Truth is, Tae Hee (played by Kim Nam Joo), the lead character and company team leader, is hard to swallow at first glance. Rocking the ever-so-current librarian-chic red-rimmed glasses, she’s likable, and yet unlikable. Dressed in impeccable 1950s-era Mary Tyler Moore chiffon, cropped tweeds, and hunter-greens – with a current Tom Ford polish – she is a stickler for polish, smartness, and workplace prestige. Every word she snidely dictates is through periwinkle pink lips and a pretentious wide-eyed stare that is hard to like. In fact, for a first-time watcher tuning in halfway, it’s indecipherable whether this vain, conniving woman is actually the villain or the heroine.

Until two scenes demystify this puzzle – the preliminary scene that reveals the woman’s genuine self-sacrificial interest in the man, which involves some slap-stick comedy, and the appetite-whetting first alcohol-induced date following a friendly-walk-home-turned-detour-to-a-roadside-bar, which involves Tae Hee’s first honest confession about her less-than perfect life. Before you know it, you can’t help but end up liking her for the very reasons you’d like any other free-spirited, likable heroine – she’s genuinely in love with the man/co-worker (no matter how secretive she is about it), and she’s actually far from perfect. The man of her interest, her work team member, acts tame around her until he eventually finds out that she had suffered a devastating stomachache attempting to digest another meal just to go on his last-minute lunch date. I believe every girl has been in the position of liking a guy to the point of suffering – physically. Whether it’s skipping a meal to eat with the guy, eating an extra meal and stuffing your face to eat with the guy, or just simply suffering in some way to fit, wait, conform, or squeeze yourself into a person’s day or time – without his knowing – the lead character endearingly shows the unrelenting childlike devotion of a woman gone smitten. When the man eventually discovers this secret –  obtained by his ex to repulse him – he’s actually penetrated by her self-sacrifice, and starts to take notice of the casual lies she tells him to win him over.

As the two walk home from work together one starry night, they decide to take a detour for some shots of soju at a nearby stand. Pensive and nervous, the woman appears like a dolled-up, prim, and proper deer in the headlights. Of course I know what she’s thinking: How does my makeup look? How do I look? Do I look nervous? This is so out of my element, and I belong in a furnished, air-conditioned room with a roof. Not outside in the humid, with this lovely specimen. But attempting to be a good sport, she throws caution – and worries about work – to the wind, and starts to down shots like a champ on happy hour. The man’s curious affectation immediately changes from serious to pleasantly surprised.
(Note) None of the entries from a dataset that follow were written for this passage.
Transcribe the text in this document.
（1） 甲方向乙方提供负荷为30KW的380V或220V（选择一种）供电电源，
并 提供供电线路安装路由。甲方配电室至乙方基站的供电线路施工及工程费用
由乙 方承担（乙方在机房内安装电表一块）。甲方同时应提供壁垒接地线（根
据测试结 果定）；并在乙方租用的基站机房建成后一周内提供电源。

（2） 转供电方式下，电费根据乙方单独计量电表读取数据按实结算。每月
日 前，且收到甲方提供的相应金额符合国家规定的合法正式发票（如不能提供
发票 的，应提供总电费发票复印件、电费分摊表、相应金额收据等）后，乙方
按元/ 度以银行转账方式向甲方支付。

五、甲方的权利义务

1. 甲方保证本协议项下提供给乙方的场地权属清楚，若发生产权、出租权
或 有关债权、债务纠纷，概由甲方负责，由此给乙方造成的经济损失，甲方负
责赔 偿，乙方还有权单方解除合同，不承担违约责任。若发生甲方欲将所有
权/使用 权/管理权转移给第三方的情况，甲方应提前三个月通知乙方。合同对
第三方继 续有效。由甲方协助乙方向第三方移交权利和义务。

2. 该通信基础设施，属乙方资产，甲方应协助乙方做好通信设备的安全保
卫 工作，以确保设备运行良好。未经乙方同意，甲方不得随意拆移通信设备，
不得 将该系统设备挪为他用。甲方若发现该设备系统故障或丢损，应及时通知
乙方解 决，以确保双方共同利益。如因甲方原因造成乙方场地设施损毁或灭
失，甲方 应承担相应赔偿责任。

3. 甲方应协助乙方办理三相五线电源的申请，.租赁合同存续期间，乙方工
Then, in a state of charmed inebriation, she confesses: “When you’re in high school, they tell you to apply yourself. So I applied myself. They told me to get a job, so I got a job. They told me to be a team player, and I’m a success. And yet I am my mother’s biggest shame. And all my friends consider me a failure [for not being married]. After all this, why do I feel like I’m the outcast?” She built up this entire life on worldly success, and yet in a cruel world of judgment, she finds no acceptance. All because she’s unwed. In that moment of vulnerability, you see past the veneer of the perfectly coiffed, bouncy hair that frames her face or the sophistication that once shrouded her character. She suddenly transforms from a hard-scrubbed and polished woman into a humble, rueful, sympathetic character with chips on her padded shoulder. Fixed to the TV monitor – I had to gasp aloud at the beauty of her honesty.
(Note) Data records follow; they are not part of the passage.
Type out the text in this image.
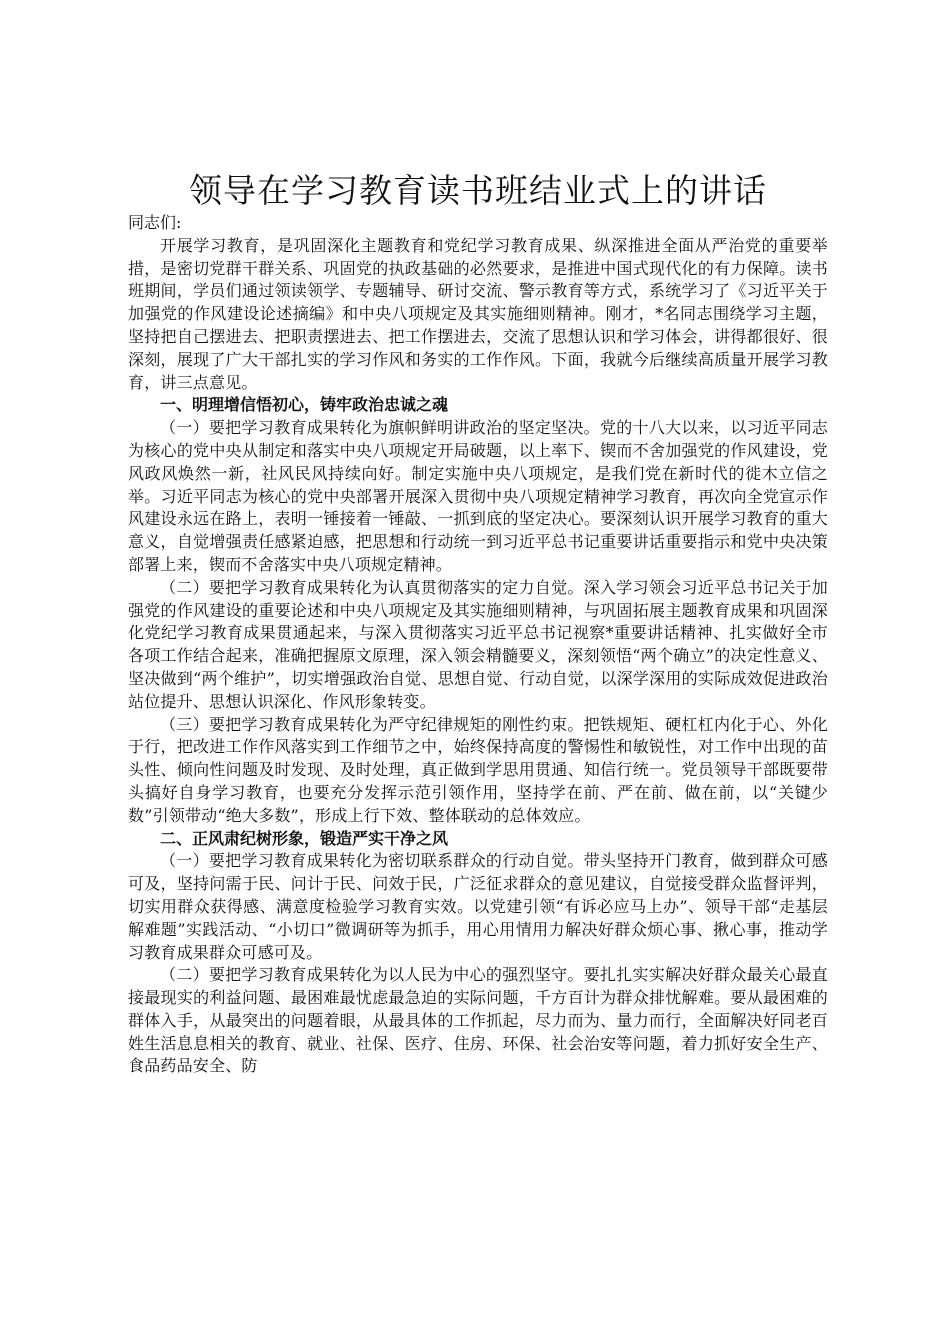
领导在学习教育读书班结业式上的讲话

同志们:

开展学习教育，是巩固深化主题教育和党纪学习教育成果、纵深推进全面从严治党的重要举措，是密切党群干群关系、巩固党的执政基础的必然要求，是推进中国式现代化的有力保障。读书班期间，学员们通过领读领学、专题辅导、研讨交流、警示教育等方式，系统学习了《习近平关于加强党的作风建设论述摘编》和中央八项规定及其实施细则精神。刚才，*名同志围绕学习主题，坚持把自己摆进去、把职责摆进去、把工作摆进去，交流了思想认识和学习体会，讲得都很好、很深刻，展现了广大干部扎实的学习作风和务实的工作作风。下面，我就今后继续高质量开展学习教育，讲三点意见。

一、明理增信悟初心，铸牢政治忠诚之魂

（一）要把学习教育成果转化为旗帜鲜明讲政治的坚定坚决。党的十八大以来，以习近平同志为核心的党中央从制定和落实中央八项规定开局破题，以上率下、锲而不舍加强党的作风建设，党风政风焕然一新，社风民风持续向好。制定实施中央八项规定，是我们党在新时代的徙木立信之举。习近平同志为核心的党中央部署开展深入贯彻中央八项规定精神学习教育，再次向全党宣示作风建设永远在路上，表明一锤接着一锤敲、一抓到底的坚定决心。要深刻认识开展学习教育的重大意义，自觉增强责任感紧迫感，把思想和行动统一到习近平总书记重要讲话重要指示和党中央决策部署上来，锲而不舍落实中央八项规定精神。

（二）要把学习教育成果转化为认真贯彻落实的定力自觉。深入学习领会习近平总书记关于加强党的作风建设的重要论述和中央八项规定及其实施细则精神，与巩固拓展主题教育成果和巩固深化党纪学习教育成果贯通起来，与深入贯彻落实习近平总书记视察*重要讲话精神、扎实做好全市各项工作结合起来，准确把握原文原理，深入领会精髓要义，深刻领悟“两个确立”的决定性意义、坚决做到“两个维护”，切实增强政治自觉、思想自觉、行动自觉，以深学深用的实际成效促进政治站位提升、思想认识深化、作风形象转变。

（三）要把学习教育成果转化为严守纪律规矩的刚性约束。把铁规矩、硬杠杠内化于心、外化于行，把改进工作作风落实到工作细节之中，始终保持高度的警惕性和敏锐性，对工作中出现的苗头性、倾向性问题及时发现、及时处理，真正做到学思用贯通、知信行统一。党员领导干部既要带头搞好自身学习教育，也要充分发挥示范引领作用，坚持学在前、严在前、做在前，以“关键少数”引领带动“绝大多数”，形成上行下效、整体联动的总体效应。

二、正风肃纪树形象，锻造严实干净之风

（一）要把学习教育成果转化为密切联系群众的行动自觉。带头坚持开门教育，做到群众可感可及，坚持问需于民、问计于民、问效于民，广泛征求群众的意见建议，自觉接受群众监督评判，切实用群众获得感、满意度检验学习教育实效。以党建引领“有诉必应马上办”、领导干部“走基层解难题”实践活动、“小切口”微调研等为抓手，用心用情用力解决好群众烦心事、揪心事，推动学习教育成果群众可感可及。

（二）要把学习教育成果转化为以人民为中心的强烈坚守。要扎扎实实解决好群众最关心最直接最现实的利益问题、最困难最忧虑最急迫的实际问题，千方百计为群众排忧解难。要从最困难的群体入手，从最突出的问题着眼，从最具体的工作抓起，尽力而为、量力而行，全面解决好同老百姓生活息息相关的教育、就业、社保、医疗、住房、环保、社会治安等问题，着力抓好安全生产、食品药品安全、防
Honesty is a tiny bit of embarrassing, private, less-than-appealing self exposed – even at the risk of judgment or humiliation. In that scene, the man, overcome by compassion and near-guilt, clutches the woman in dire reassurance. He had no clue how complex and imperfect her life really was. In that moment, he falls for her honesty. While she tries so hard to conceal her true identity, her honesty saves her. But with ladylike dignity.